Reiner Das Lied von der Erde is coming out in a few weeks, anyone familiar with this performance at all?
post #3058 of 3714
The Reiner DLVDE is one of the true classics. Great performance by the orchestra, great singing (Forrester and Lewis are a perfect pair!), and not to mention superb interpretation by Reiner: he plays it as written with no fussy mannerisms. The ending is truly unforgettable. Maybe it's because it was the first version I ever owned on LP, but it's still my favorite. Sound: this is my concern. On LP, the distortions and overloads were attributable to the lousy RCA pressings. Then I bought the CD version from 1989 and the distortion was still there in all it's glory. Very unfortunate. Keep your fingers crossed.

I've been out lately, and didn't get to chime in about portamento. It was a style of string playing used widely up until the 1940s or so. It took more modern conductors (Weingartner, Toscanini, Karajan) to banish it once and for all. There are some extremely old recordings of Brahms symphonies where the portamento is abundant, and to contemporary ears, unacceptable. It sound syrupy and coy. There are some places in Mahler where he specifically writes it in: such as the Urlich from the second symphony in a solo violin part.

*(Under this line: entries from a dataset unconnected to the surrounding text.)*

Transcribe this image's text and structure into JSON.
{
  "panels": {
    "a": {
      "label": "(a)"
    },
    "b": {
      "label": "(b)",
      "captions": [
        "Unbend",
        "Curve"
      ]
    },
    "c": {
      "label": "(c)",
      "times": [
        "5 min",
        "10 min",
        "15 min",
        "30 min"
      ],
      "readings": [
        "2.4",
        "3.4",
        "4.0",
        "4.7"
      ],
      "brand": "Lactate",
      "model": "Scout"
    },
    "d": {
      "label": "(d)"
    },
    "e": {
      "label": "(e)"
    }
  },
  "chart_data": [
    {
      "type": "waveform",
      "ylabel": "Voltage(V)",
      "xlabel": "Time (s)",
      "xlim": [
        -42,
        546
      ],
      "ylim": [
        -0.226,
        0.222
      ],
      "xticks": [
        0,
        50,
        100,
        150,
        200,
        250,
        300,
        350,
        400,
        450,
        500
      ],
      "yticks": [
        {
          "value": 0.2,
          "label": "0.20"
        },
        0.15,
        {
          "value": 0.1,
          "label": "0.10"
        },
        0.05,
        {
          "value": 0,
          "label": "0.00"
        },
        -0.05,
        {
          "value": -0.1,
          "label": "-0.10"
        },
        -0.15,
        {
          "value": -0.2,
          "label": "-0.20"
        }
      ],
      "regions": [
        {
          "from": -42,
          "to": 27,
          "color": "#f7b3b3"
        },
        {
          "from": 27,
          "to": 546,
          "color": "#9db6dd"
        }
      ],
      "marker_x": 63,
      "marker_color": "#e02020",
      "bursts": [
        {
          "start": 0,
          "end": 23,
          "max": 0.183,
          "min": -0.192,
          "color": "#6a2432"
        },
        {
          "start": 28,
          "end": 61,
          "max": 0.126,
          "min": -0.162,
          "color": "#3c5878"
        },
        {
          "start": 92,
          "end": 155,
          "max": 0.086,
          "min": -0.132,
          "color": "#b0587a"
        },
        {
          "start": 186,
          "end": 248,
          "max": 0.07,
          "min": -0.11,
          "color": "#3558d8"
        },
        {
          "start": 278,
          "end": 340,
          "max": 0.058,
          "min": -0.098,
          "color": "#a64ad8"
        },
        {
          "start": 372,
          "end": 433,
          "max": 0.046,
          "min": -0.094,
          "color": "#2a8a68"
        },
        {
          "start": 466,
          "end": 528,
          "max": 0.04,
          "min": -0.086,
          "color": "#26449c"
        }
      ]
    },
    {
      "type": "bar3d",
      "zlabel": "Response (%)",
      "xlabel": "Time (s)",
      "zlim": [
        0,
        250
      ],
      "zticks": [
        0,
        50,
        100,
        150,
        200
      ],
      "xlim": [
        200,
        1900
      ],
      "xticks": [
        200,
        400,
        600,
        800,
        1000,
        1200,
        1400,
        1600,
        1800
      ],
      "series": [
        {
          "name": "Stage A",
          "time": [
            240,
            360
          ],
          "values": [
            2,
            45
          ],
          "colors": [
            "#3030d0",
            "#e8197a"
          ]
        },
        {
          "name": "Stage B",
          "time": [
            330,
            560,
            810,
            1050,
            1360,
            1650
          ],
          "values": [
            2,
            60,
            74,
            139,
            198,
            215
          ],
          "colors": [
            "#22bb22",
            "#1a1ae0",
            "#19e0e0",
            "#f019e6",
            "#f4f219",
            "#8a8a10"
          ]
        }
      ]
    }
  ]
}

When it's used correctly, it's heartwrenching. In his usual scrupulous attention to detail, Lorin Maazel's Vienna Phil gets it exactly right in that recording.

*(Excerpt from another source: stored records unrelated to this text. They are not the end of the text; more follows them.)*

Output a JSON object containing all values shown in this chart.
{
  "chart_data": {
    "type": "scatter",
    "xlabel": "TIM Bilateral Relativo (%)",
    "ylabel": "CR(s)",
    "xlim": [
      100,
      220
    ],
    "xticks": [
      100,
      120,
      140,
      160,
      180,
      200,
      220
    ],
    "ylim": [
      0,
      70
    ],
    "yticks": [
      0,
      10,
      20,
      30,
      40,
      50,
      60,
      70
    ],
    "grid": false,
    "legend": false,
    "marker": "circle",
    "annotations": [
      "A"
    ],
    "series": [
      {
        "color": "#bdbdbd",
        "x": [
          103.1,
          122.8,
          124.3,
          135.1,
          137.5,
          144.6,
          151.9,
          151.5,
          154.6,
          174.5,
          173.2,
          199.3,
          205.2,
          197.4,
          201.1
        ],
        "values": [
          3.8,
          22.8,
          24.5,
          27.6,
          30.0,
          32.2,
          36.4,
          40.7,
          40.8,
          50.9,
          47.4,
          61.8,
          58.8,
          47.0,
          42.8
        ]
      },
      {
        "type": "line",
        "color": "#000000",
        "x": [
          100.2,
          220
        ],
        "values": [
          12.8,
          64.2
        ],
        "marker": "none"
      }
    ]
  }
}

Last March I was in Philadelphia to hear the orchestra play Schmidt's 4th -- very Viennese and romantic. The conductor (Yakov Kreizberg) played it as written, much to his credit. The VPO no longer plays portamento as expected. But there was one passage in the second section, where totally unexpected he had the violins use it in a melodic section. The effect was startling, extremely moving and beautifully moving. When I went the next evening to hear the concert again, I awaited that passage with great anticipation -- same effect. Used judiciously and tastefully, portamento can enhance music quite a bit. John Mauceri (in a video on Hollywood music) talks about it and reveals how to use it and why the practice stopped.
post #3059 of 3714
I may just take a chance on it then, for the price it's not a HUGE gamble.
post #3060 of 3714
I should have added that Reiner's Mahler 4th is also a top recommendation. Reiner was quite fascinated by the Mahler 7th, and did it in Pittsburgh and Chicago. Too bad that at least an air check has never surfaced.